Intracellular staining of IFN-γ within cells. (A) PE-mediated positivity of J774A.1 against intracellular levels of IFN-γ as assessed during flow cytometric analysis; Black dots indicate IFN-γ negative cells, while red dots indicate IFN-γ positive cells. (B) quantified levels of IFN-γ within J774A.1 cells treated with CpG ODN-1826 and SPG-ODN 1826 nanovehicles with and without LPS stimulation. Data presented are mean ± SEM of three individual experiments, where each was performed individually thrice.
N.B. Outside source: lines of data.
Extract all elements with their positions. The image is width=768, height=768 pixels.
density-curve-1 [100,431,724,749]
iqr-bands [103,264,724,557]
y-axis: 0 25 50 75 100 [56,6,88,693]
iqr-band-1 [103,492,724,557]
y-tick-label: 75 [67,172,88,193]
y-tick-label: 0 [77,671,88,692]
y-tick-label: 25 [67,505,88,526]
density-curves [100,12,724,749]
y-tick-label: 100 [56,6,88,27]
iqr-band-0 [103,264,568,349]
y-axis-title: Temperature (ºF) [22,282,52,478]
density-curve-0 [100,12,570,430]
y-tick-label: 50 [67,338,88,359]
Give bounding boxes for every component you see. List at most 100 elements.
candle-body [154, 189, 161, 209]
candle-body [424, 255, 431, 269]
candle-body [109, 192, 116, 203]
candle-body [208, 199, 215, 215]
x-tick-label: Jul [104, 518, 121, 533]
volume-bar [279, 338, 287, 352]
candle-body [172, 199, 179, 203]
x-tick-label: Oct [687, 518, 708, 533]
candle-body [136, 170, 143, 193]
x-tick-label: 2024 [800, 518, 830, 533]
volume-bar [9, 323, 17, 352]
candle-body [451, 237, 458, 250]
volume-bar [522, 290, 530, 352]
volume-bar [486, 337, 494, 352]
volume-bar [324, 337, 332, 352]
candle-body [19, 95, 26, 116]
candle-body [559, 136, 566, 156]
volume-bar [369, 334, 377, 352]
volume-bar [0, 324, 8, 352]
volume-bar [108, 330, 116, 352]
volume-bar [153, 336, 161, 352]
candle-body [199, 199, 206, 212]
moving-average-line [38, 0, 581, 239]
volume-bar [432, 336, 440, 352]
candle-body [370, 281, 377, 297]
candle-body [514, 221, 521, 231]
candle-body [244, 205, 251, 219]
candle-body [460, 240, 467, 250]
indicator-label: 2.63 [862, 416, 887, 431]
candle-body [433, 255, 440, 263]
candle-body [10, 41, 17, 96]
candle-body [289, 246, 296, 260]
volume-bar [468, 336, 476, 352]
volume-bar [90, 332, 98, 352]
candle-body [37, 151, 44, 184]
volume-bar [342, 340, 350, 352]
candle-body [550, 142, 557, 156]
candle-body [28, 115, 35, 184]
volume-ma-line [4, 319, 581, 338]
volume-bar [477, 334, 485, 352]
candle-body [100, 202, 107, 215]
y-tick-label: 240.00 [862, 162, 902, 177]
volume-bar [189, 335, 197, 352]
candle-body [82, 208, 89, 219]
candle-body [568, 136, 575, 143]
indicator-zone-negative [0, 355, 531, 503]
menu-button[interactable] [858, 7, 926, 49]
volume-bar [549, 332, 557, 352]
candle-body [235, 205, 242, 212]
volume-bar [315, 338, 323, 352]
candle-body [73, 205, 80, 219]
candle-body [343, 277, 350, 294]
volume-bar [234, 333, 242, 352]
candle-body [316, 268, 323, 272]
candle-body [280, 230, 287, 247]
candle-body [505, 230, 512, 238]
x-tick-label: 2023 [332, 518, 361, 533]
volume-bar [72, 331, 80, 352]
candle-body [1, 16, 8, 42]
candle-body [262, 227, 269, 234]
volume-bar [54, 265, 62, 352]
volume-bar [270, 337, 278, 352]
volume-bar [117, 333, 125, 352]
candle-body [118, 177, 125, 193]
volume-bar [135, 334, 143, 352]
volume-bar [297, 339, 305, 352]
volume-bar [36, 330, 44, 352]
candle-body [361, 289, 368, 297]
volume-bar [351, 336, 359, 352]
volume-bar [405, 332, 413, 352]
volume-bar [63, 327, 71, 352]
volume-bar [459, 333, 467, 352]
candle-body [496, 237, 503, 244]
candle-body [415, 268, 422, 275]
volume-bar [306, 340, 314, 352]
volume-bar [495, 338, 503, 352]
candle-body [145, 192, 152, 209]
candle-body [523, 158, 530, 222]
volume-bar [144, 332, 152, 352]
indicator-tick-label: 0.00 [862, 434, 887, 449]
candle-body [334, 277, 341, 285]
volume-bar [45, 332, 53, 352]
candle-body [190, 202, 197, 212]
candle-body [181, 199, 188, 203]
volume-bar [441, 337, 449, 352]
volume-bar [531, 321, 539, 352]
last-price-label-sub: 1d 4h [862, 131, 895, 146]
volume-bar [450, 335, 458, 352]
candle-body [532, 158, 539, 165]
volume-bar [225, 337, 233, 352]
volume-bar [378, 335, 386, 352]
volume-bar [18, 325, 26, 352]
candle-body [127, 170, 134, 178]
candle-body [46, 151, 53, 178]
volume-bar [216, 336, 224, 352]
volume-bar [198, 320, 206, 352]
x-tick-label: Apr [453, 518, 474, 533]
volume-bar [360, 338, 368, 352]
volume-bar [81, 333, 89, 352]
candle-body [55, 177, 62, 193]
Statistical significance between different groups was ascertained using one-way ANOVA and Tukey’s post hoc test where ** p < 0.01 and *** p < 0.001.

Figure 6

Intracellular staining of IL-1β within cells treated with various regimes formulated during the study. (A) PE-mediated positivity of J774A.1 against intracellular levels of IL-1β as assessed during flow cytometric analysis; Black dots indicate IL-1β negative cells, while red dots indicate IL-1β positive cells. (B) quantified levels of IFN-γ within J774A.1 cells treated with CpG ODN-1826 and SPG-ODN 1826 nanovehicles with and without LPS stimulation. Data presented are the mean ± SEM of three individual experiments, where each was performed individually thrice. Statistical significance between different groups was ascertained using one-way ANOVA and Tukey’s post hoc test where ** p < 0.01 and *** p < 0.001.